While the sweet bread tostada with black beans and purslane and pig’s foot terrine which rounded out my meal at Origen were hardly sub-rate, they quickly bowed before the tripe, this humble-seeming, homely-looking dish of stomach lining transformed by the magic of slow, patient braising in a staple of Oaxaca’s gastronomy, a paste made from, among other things, dried shrimp, dried avocado leaves, garlic and pumpkin seeds. Chintextle, incidentally, was also used to glaze the succulent, toothsome sweet breads presented during course three of Aguilera’s tasting menu at El Destilado the following evening. It’s not a sauce that, as far as I can tell, has reached the ear of your average foodie dilettante the way huitlacoche has, but perhaps that is due to change soon.
There’s a lot of fuss made in some quarters of the massive culinary edifice of Oaxaca’s culinary establishment about preserving tradition, and the danger that foreign-trained chefs such as Aguilera and Castellano pose to the old food ways. But these concerns seem a tad hysterical if you take a closer look at what goes into these chefs’ respective cuisines.
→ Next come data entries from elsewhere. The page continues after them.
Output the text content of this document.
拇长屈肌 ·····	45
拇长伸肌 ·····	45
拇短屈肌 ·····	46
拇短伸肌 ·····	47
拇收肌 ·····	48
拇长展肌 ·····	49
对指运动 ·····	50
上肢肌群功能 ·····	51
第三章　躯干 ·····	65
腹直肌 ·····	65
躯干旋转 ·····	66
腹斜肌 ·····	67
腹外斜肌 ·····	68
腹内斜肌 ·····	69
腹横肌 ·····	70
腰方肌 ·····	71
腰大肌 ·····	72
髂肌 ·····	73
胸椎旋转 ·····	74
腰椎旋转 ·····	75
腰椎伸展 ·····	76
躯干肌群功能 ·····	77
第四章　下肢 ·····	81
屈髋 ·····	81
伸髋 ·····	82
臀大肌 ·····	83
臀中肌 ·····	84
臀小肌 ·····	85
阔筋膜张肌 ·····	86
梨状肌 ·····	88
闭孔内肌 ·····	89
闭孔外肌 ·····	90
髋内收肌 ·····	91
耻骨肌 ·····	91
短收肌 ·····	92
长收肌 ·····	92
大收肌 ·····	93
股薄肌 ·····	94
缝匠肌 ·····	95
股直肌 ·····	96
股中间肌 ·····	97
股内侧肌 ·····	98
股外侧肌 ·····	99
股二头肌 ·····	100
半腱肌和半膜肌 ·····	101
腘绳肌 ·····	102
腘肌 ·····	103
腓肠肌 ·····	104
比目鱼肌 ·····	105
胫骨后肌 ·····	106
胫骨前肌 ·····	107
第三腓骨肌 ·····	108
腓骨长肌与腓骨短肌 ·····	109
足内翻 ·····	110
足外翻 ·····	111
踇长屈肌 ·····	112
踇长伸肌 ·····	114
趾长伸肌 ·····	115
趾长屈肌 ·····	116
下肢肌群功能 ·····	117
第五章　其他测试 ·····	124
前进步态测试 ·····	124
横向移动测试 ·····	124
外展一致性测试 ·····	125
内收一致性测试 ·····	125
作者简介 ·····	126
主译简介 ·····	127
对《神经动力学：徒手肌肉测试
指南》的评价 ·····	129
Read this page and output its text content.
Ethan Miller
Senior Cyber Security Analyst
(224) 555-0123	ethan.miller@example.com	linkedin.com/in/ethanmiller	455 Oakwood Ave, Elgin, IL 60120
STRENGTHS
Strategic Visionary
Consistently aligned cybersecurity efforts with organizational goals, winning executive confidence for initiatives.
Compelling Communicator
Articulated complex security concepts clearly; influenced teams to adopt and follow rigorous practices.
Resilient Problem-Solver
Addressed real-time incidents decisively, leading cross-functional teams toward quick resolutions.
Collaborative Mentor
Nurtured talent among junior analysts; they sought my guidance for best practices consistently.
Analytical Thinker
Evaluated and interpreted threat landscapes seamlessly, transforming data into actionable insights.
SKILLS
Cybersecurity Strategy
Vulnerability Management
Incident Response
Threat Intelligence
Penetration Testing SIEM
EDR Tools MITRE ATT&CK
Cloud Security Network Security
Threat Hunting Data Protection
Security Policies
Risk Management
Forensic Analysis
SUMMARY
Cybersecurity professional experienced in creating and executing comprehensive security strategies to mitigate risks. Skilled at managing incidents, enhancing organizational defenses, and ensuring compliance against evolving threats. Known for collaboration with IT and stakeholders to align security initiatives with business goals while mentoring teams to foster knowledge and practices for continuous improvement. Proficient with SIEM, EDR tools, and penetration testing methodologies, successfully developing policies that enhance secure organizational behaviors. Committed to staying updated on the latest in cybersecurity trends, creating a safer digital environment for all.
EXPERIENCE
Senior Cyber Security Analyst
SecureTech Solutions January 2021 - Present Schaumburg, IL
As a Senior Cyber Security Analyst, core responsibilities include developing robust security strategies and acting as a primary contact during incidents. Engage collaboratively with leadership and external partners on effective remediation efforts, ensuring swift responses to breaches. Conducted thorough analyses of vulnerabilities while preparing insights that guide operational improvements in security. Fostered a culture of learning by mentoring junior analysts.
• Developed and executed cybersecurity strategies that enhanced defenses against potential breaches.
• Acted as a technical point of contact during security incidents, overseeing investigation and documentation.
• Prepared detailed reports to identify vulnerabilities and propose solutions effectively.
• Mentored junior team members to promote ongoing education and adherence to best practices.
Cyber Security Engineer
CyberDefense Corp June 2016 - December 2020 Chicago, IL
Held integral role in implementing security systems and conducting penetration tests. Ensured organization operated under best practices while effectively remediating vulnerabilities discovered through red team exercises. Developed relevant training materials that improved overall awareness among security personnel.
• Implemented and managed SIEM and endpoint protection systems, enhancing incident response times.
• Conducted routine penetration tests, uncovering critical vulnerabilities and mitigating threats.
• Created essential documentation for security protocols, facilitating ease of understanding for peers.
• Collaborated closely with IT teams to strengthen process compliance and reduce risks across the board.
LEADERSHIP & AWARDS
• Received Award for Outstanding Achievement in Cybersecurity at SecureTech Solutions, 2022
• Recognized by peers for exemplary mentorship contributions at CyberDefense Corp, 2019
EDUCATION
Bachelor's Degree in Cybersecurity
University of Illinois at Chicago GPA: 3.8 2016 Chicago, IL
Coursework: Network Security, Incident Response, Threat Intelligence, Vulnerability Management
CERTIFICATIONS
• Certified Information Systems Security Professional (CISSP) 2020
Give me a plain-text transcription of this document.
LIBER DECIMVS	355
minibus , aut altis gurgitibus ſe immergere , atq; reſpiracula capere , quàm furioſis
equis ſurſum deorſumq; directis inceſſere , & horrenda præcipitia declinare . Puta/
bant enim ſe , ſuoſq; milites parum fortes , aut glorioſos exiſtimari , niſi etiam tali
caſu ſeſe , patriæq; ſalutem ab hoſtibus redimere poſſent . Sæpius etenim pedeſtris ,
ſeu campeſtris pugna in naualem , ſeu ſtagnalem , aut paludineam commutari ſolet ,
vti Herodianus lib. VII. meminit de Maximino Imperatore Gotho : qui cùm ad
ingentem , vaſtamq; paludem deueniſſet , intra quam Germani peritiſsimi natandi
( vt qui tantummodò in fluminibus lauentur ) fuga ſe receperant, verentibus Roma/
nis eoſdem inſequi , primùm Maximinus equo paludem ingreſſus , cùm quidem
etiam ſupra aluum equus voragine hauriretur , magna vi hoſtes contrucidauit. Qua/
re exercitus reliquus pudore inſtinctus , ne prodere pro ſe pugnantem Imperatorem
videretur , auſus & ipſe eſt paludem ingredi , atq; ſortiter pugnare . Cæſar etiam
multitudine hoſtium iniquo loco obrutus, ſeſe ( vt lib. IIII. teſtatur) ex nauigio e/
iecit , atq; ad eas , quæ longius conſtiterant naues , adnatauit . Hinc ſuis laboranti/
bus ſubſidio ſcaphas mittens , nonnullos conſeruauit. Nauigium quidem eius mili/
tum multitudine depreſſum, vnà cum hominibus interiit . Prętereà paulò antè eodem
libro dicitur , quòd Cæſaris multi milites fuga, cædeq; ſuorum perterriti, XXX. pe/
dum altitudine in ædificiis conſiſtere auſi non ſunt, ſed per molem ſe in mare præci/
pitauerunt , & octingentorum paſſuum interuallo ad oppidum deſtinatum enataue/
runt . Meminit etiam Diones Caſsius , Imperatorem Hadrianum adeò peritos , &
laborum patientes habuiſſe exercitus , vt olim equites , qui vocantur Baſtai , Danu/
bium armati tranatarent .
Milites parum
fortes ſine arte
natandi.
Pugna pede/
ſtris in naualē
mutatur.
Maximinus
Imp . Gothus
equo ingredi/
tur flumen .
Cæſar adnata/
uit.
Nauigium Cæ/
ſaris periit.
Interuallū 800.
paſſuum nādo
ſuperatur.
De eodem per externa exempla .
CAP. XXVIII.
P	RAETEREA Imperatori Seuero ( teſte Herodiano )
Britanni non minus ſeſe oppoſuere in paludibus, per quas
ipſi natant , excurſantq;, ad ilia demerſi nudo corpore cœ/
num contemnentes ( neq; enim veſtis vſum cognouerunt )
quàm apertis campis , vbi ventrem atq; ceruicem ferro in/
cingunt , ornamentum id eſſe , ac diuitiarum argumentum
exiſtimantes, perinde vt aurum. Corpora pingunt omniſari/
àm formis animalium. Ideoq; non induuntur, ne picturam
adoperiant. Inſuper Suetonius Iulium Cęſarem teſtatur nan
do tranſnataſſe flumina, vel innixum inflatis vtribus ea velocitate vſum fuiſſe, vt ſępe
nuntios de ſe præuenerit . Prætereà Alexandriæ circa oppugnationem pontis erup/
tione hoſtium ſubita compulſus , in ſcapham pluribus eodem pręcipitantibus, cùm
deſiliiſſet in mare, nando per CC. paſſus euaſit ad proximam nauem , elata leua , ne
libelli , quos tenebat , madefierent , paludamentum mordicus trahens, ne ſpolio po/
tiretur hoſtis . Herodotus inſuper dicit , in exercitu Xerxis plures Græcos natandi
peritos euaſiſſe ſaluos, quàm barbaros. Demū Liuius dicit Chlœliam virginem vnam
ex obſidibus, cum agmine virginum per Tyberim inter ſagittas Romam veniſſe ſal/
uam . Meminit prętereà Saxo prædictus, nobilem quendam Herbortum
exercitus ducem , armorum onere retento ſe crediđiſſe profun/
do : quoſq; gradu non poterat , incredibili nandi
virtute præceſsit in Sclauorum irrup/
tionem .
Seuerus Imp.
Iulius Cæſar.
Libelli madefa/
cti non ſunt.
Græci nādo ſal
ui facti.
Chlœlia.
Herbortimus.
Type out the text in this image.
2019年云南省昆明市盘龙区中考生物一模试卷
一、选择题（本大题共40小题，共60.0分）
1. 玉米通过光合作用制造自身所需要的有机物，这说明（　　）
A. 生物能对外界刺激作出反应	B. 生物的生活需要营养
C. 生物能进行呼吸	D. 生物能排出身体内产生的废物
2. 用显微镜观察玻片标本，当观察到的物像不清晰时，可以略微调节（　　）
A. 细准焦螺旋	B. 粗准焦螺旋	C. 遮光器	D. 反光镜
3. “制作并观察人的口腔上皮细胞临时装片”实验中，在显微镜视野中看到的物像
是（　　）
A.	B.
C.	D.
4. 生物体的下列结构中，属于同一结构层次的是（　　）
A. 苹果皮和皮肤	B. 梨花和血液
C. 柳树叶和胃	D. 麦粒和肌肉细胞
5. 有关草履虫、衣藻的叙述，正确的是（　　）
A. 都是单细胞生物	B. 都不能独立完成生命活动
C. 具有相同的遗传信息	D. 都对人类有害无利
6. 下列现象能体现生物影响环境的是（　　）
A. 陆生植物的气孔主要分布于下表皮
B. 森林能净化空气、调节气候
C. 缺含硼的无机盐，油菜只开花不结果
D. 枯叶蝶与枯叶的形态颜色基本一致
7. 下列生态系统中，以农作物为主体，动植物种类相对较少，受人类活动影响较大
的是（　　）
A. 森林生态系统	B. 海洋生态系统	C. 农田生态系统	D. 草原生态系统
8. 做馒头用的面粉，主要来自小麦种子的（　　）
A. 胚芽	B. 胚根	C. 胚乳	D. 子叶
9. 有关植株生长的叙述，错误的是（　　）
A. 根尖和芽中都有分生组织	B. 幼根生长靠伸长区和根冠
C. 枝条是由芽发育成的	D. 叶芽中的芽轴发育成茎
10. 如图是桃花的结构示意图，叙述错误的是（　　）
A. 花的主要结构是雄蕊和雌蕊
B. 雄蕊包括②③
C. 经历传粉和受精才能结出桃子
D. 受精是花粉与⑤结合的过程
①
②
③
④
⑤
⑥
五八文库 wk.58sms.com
Not to mention to actually sit down and try their food. One thing those who spend an inordinate amount of time raising a hue and cry over a supposed threat to tradition and/or morality have in common is a propensity to judge that which they fear without actively engaging with it. Having tasted in five days of belly-bloating excess a wide range of what Oaxaca has to offer, guided by the sure hand of an open-minded and discerning culinary professional trained in a cosmopolitan Californian city with almost every food imaginable at its fingertips, I see no reason why “high” and “low” can’t coexist peaceably in one of Mexico’s culinary meccas.